China's economy grew 7.9% in the fourth quarter of 2012 from a year earlier, official data showed, strengthening from 7.4% in the third quarter - the lowest since the depths of the global financial crisis.

The bounce snapped seven straight quarters of slowing expansion, beating market forecast of 7.8% growth, and augurs well for risk-on trade amid an improving outlook for the global economy.

Other Chinese data released showed industrial output grew 10.3% in December from a year ago, above an expected 10.1% increase, and retail sales in December rose 15.2% on the year ago, also topping an estimated 14.9% rise.

"The Chinese data, along with signs of recovery in the United States and relative calm in the eurozone give a sense of stability to markets and raise hopes for stronger demand for key materials, as the focus shifts to fundamentals," Akuta said.

The MSCI's broadest index of Asia-Pacific shares outside Japan rose 0.5%, snapping a three-day losing streak, carrying upbeat momentum after the Standard & Poor's 500 Index rallied to a five-year closing high.

Australian shares added 0.3%, after closing Thursday at a 20-month high when an unexpected fall in Australian employment in December narrowed the odds of another interest rate cut. Market sentiment was also warmed by the solid data from China, Australia's biggest trading partner.

Hong Kong shares rose 0.7% and Shanghai shares gained 0.5%.

In Tokyo, the benchmark Nikkei average surged 2.2% as the yen resumed its downtrend after a brief pause in recent heavy selling. A weak yen helps improve earnings prospects for Japanese exporters.
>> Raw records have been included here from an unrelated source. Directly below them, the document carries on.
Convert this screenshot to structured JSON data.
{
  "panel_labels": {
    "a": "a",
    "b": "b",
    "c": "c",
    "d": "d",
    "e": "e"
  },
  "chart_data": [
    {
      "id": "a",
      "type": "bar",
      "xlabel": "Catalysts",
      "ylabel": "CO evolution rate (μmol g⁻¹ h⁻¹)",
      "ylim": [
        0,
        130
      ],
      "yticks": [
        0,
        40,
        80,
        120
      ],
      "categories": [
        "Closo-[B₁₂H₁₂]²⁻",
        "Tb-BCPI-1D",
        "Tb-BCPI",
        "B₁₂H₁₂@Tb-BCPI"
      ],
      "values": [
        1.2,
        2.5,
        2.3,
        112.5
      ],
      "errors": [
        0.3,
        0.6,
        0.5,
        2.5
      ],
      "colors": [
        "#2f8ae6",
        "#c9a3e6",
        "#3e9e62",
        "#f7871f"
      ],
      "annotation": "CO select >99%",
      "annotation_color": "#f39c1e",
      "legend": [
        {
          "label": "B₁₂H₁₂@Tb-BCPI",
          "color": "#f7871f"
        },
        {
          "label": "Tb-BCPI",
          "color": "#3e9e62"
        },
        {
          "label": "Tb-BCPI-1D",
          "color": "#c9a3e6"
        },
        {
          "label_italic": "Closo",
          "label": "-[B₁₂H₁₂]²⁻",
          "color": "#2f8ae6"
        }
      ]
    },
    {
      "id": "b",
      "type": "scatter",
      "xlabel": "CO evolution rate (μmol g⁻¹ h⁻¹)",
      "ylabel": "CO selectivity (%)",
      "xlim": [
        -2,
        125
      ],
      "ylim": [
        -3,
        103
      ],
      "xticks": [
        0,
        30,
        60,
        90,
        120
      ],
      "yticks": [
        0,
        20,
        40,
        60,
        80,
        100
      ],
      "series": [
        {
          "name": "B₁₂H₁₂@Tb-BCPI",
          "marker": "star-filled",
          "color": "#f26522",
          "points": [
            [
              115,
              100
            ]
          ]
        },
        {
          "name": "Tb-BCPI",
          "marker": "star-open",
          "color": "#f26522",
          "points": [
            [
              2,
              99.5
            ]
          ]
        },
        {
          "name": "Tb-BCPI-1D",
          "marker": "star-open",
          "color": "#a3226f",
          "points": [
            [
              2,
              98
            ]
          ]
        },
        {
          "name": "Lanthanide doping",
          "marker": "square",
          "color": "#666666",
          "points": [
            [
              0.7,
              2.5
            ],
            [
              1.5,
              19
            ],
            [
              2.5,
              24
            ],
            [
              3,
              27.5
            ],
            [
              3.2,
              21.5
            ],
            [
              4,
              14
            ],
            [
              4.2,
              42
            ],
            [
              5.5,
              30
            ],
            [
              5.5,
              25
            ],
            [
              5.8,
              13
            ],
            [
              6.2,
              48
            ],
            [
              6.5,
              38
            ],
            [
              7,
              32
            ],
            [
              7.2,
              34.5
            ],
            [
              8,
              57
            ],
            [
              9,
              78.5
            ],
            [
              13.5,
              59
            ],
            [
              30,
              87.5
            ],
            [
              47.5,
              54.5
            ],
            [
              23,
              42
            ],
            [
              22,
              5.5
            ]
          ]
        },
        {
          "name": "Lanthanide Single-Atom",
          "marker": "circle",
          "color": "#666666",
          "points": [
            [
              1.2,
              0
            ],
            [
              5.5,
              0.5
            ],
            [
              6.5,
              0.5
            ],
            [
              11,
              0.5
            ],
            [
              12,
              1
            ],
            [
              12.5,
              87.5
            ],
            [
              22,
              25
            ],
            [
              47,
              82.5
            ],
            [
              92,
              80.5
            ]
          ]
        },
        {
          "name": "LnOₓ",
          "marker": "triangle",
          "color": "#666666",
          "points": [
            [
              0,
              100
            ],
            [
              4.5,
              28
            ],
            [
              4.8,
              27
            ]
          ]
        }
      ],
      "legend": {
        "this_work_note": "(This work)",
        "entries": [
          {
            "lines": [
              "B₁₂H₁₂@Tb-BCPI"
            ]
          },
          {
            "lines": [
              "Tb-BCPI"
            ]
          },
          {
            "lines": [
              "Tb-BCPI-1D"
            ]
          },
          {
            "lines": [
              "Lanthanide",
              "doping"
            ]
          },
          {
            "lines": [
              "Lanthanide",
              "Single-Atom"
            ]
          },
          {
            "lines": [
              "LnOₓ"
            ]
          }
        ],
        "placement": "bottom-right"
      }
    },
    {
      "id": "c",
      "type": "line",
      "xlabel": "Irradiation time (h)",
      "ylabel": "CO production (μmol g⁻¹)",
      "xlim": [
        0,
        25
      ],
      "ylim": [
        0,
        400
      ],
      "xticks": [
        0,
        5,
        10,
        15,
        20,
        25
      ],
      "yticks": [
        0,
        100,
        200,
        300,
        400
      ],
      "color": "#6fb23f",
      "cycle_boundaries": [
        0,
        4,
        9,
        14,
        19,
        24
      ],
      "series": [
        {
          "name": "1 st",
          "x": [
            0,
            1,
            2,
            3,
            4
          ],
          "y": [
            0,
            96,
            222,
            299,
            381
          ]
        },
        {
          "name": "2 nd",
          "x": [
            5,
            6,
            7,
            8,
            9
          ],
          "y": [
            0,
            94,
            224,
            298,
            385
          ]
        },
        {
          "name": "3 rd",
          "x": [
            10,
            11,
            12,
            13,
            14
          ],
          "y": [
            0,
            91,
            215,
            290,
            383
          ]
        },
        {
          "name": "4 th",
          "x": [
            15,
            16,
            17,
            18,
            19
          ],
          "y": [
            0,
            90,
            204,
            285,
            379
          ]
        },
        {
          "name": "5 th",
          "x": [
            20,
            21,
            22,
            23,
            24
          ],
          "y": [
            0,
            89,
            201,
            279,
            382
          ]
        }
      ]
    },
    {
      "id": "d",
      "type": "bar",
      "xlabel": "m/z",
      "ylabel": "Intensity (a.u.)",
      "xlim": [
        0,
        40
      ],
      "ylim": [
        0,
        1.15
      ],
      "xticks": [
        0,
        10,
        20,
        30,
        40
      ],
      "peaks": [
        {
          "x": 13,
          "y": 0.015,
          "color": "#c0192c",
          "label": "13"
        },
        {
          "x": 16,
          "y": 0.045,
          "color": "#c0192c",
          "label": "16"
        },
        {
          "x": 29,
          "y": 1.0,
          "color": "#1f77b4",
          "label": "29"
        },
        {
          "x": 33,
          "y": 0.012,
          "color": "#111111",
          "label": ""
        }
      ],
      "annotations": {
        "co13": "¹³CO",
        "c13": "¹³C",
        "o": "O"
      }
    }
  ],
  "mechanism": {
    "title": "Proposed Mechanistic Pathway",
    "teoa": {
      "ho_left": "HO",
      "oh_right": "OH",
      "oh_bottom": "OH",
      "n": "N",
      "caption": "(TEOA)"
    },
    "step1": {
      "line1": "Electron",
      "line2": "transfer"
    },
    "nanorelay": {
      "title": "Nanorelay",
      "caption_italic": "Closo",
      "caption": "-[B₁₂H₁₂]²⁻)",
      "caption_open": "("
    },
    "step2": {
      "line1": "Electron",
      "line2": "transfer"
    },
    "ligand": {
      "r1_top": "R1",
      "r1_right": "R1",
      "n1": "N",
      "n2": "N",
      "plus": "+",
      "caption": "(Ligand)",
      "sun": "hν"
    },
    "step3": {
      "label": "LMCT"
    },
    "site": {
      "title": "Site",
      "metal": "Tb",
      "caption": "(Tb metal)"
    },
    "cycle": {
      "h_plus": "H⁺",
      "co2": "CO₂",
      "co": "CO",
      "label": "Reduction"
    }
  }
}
The stronger equities boosted Asian credit markets, tightening the spread on the iTraxx Asia ex-Japan investment-grade index wider by 3 basis points.

Yen weakness resumes

The euro and the dollar gave up some of the gains from Thursday when the currencies advanced to fresh highs against the yen on the back of the strong US data and mounting expectations for bolder easing by the Bank of Japan (BOJ) at its meeting next week.

On Thursday, the dollar rose to ¥90.14, its highest since June 2010, while the euro hit ¥120.615, its highest since May 2011. The dollar was at ¥89.75 on Friday and the euro was at ¥119.92.

Over the past two months, the yen has come under strong pressure on expectations that the new Japanese government will pursue massive fiscal spending and push for more aggressive easing from the BOJ to drive Japan out of years of deflation and economic slump.

"Foreign investors are becoming increasingly eager to add more Japanese stocks," said Tetsuro Ii, chief executive of Commons Asset Management. "Abe has been successful in lifting investor sentiment. A good result must be delivered, and we still don't know about that, but the fact that he boosted investors' risk appetites is very positive."

Citing sources familiar with the central bank's thinking, Reuters reported on Thursday that the BOJ next week will consider removing the 0.1% floor on short-term interest rates and commit to open-ended asset buying until the 2% inflation target is reached.

However there is growing risk that the actual policy outcome next week may disappoint some in the market.

"We think there is some risk of disappointment at the BOJ meeting and scope for a yen rally. It is now consensus that the BOJ will move to a 2% inflation target. However, more aggressive measures may not come until closer to the nomination of the new governor/deputy governors in Q2," said Kiran Kowshik, strategist at BNP Paribas.

Investor nervousness was evident in the options market, with dollar/yen one-month implied volatility hitting its highest since September 2011 around 12.12%.

Interest in buying dollar options have been growing, and despite this week's brief respite, dollar/yen risk reversals showed a bias for yen puts/dollar calls hovering near a two-month high.

US crude fell 0.3% to $95.19 a barrel, after rising on Thursday on the positive US economic outlook. Brent futures was also down 0.2% to $110.93.